Amid the recession, businesses are failing to
meet their debts or are just failing period, and not just in retail and food
service, but in a number of important industries. In short, everyone is feeling
the pinch from the hurting economy, and as companies continue to file
Chapter 11 bankruptcy, the effects are
felt by consumers.
Oftentimes, the move to file Chapter 11
bankruptcy by a corporation is a precursor to its disappearance as known and/or
the eventual liquidation of its assets. Indeed, both Chapter 11 bankruptcies
and closures have risen in incidence since news of the recession first began to
inundate news reports, and as a result, a
“Catch-22” situation of sorts has ensued.

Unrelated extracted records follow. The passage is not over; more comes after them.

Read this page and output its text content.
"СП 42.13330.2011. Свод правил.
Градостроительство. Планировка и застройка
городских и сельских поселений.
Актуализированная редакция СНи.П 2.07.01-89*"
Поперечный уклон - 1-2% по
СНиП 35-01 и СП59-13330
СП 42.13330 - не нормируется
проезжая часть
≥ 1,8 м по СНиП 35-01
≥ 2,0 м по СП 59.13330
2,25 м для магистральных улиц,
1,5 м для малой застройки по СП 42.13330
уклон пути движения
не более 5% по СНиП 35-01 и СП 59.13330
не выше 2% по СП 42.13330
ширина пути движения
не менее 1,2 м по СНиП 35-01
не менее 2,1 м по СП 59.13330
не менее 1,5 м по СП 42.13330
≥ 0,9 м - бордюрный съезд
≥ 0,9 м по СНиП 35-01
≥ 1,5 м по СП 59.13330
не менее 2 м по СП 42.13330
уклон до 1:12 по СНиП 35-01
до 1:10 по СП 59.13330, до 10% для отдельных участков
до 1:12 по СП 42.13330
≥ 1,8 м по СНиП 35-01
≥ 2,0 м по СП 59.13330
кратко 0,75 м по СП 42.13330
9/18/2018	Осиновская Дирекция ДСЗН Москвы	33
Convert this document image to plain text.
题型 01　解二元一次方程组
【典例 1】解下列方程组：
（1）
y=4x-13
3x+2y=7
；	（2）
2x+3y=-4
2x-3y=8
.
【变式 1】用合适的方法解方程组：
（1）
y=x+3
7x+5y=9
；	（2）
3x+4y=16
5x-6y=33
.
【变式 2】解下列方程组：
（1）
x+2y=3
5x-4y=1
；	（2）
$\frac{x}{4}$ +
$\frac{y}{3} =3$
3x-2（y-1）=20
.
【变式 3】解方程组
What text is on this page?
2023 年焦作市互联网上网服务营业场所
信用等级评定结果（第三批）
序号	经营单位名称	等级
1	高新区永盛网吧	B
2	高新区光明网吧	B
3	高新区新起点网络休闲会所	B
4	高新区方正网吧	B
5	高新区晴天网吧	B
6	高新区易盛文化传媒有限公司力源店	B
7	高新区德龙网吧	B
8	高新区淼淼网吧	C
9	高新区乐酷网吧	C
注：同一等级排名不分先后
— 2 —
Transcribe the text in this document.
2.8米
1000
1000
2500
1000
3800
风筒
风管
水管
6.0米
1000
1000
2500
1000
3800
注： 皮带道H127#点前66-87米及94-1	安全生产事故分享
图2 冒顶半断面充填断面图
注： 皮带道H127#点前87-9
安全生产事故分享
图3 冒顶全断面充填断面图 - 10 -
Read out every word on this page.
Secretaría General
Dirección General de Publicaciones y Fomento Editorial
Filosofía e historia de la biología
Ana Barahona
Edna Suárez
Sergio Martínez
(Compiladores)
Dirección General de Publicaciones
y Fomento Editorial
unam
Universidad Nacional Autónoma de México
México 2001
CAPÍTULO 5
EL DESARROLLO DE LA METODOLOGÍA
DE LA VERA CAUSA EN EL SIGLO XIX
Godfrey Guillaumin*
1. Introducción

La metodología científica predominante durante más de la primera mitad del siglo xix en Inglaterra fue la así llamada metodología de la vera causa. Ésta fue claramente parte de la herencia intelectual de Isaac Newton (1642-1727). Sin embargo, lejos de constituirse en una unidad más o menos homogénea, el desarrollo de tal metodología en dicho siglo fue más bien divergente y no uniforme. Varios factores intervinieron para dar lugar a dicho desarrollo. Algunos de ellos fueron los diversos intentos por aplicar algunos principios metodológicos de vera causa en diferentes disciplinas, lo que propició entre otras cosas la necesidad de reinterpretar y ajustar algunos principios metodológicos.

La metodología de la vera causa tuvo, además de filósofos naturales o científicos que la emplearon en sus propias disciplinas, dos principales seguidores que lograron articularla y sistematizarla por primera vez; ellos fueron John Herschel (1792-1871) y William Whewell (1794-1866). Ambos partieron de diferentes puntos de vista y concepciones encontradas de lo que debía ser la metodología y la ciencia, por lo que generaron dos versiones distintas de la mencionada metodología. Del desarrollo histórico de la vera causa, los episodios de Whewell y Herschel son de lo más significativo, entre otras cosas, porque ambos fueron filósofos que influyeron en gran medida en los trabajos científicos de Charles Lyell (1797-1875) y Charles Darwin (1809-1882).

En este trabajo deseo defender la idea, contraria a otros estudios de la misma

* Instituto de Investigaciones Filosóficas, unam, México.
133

With companies going under and thus fears of
inability to maintain solvency ever-present, consumer confidence has taken a
toll, and Americans are striving to save where they can. However, in doing so,
they are hurting an already damaged U.S. economy so critically dependent on people
spending money, and yet more businesses are forced to shut down. Truly, the
need for individual organizations to file Chapter 11
bankruptcy creates a vicious cycle for consumers and producers.
It must be stressed that Chapter 11
bankruptcies do not always lead to companies going out of business. After
all, to file Chapter 11 bankruptcy is to attempt to reorganize a
business/estate so that it will be able to keep its head above water.
Nonetheless, even though a store or other corporate entity may not go out
completely, it may still be forced to close certain branches that are under–performing in these uncertain times. As these
subdivisions go, not only do the customers, but also the employees.
The lack of consumer confidence coupled with
the unexpected job losses have certainly affected companies and individuals in
the here and now, but long-term goals are also being impacted by the current
climate. Concerning pre-recession projects, numerous public works and housing
developments have had to be halted mid-stream because funding has run out from
the agency or individuals that were supposed to be sponsors. Moving forward,
the collateral damage from so many decisions to file Chapter 11
bankruptcy has hurt families’ dreams of home ownership.